I got flowers for Valentine’s Day, for her, and she had called to thank me. I had let my ex into my home and told her about the girl from work, but my ex was not happy. She threatened to take our son, wanted to know about her and I just told her to leave. She wanted to know if she had seen our son, I just continued to say that is not your business. I got the call mid fight, and I thought it was because my ex wife had actually used messenger to ask her about things. I destroyed everything then. I needed to solidify what I was doing with my life, and have healthy boundaries. To allow someone to feel secure being in my life.
March. I have to leave this out the early part. It’s not my story to tell. The girl from work went through the greatest grief a woman can endure. A decision. I was there with her. For her. I wanted to make her feel normal, so we went out st patty day and somehow found ourselves hanging out again. The love was still there and over a month we got to talking about our future. I helped her with things from getting a car, to just being there for anything. Mid April an abrupt end occurred.
She wasn’t working. You see I was her boss, and I chose to not comfort her like a boyfriend, and thought of the business first. I confrontation occurred with her an another employee, and my girlfriend left in tears and instead of running to her I kept working.
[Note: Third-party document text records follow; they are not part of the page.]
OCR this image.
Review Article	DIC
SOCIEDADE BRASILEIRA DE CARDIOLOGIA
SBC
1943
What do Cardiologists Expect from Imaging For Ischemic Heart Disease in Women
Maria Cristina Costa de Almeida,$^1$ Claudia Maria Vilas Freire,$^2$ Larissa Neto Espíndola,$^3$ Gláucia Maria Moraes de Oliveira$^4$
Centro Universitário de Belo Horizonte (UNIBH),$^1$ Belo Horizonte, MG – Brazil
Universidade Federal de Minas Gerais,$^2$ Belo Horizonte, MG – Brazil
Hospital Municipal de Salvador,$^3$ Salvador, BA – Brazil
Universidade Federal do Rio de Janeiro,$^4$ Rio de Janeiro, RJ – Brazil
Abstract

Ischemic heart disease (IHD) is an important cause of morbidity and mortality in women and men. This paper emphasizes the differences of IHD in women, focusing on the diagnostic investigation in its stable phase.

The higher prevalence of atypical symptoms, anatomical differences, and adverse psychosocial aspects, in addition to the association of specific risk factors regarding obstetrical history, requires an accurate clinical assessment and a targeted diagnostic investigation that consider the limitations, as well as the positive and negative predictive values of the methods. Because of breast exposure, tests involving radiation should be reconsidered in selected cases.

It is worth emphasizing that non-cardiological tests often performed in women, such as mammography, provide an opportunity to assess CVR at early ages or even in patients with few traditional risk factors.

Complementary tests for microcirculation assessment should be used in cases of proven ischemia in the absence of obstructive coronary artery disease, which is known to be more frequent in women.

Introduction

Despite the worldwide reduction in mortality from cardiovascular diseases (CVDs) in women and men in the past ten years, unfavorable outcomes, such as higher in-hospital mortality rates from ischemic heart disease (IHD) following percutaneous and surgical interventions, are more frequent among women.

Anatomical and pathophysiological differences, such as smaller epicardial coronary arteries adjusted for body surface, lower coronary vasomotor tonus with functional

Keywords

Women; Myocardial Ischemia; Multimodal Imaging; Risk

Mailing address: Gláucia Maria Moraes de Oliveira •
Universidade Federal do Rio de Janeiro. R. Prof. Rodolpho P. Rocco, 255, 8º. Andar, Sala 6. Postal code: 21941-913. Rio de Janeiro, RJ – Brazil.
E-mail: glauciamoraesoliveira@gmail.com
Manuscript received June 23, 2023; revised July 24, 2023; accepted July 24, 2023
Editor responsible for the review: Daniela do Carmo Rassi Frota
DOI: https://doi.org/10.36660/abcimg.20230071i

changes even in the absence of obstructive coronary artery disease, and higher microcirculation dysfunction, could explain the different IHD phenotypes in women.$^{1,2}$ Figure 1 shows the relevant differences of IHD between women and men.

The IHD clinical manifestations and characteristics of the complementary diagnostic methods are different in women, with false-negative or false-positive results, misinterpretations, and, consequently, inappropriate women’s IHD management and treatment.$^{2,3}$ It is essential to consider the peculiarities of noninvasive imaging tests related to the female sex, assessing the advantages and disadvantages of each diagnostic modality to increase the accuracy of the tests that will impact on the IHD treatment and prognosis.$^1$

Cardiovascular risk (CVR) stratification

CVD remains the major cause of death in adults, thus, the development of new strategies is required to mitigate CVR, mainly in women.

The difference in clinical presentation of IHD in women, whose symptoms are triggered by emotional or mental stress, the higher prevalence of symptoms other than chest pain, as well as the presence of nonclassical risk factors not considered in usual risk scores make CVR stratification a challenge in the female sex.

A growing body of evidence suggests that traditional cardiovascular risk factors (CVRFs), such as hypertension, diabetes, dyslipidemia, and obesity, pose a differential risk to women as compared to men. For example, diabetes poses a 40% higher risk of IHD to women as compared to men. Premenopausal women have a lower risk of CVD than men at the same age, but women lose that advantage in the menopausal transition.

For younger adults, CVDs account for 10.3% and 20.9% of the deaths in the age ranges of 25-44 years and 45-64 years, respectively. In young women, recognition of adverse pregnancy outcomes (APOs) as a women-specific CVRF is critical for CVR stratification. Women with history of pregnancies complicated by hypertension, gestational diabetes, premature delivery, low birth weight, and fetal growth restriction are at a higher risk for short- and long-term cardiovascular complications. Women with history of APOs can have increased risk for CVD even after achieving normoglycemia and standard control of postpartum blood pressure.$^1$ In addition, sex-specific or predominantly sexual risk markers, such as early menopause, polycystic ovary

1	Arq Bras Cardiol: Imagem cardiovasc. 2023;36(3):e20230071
She wanted the other employee fired. I took a week to gather the info, and pull the trigger. Over that time I got so many texts that she felt stupid, ruined her life. Sent her baby dad to jail and I promised a fairy tale ending that I could not give. I fired the aggressor and hired her back. She was confused, and didn’t expect it because I took so long. The day she came back she asked the question again, did you sleep with your ex wife on that trip? I finally told the truth. And she lost it. Understandable. Bad timing to tell truth I should have in the beginning.
Two week later, she seemed normal and I reached out a few times, we got coffee. I got her flowers for Mother’s Day. She had surgery and wanted me to come over to snuggle and comfort her. I stayed over. Confused on what that meant, and her making me dinner, asking for clarification, she said that she wanted me to be the one to comfort her and she realized that the love just isn’t there anymore, like it was. I ruined this all. And I’m leaving out a lot. It’s a book.
Recently I’m coming to terms that I never healed anything yet. From my ex wife, to a girl that was more my style if I only would have done things correctly for a future with her. I still have plans with the girl who said we can still hang out, but honestly what will that lead to? This summer I have to be alone. Too quickly I bounce my emotions, and then make poor decisions on sex. I can make one tomorrow night. Or should I just take time away from everyone?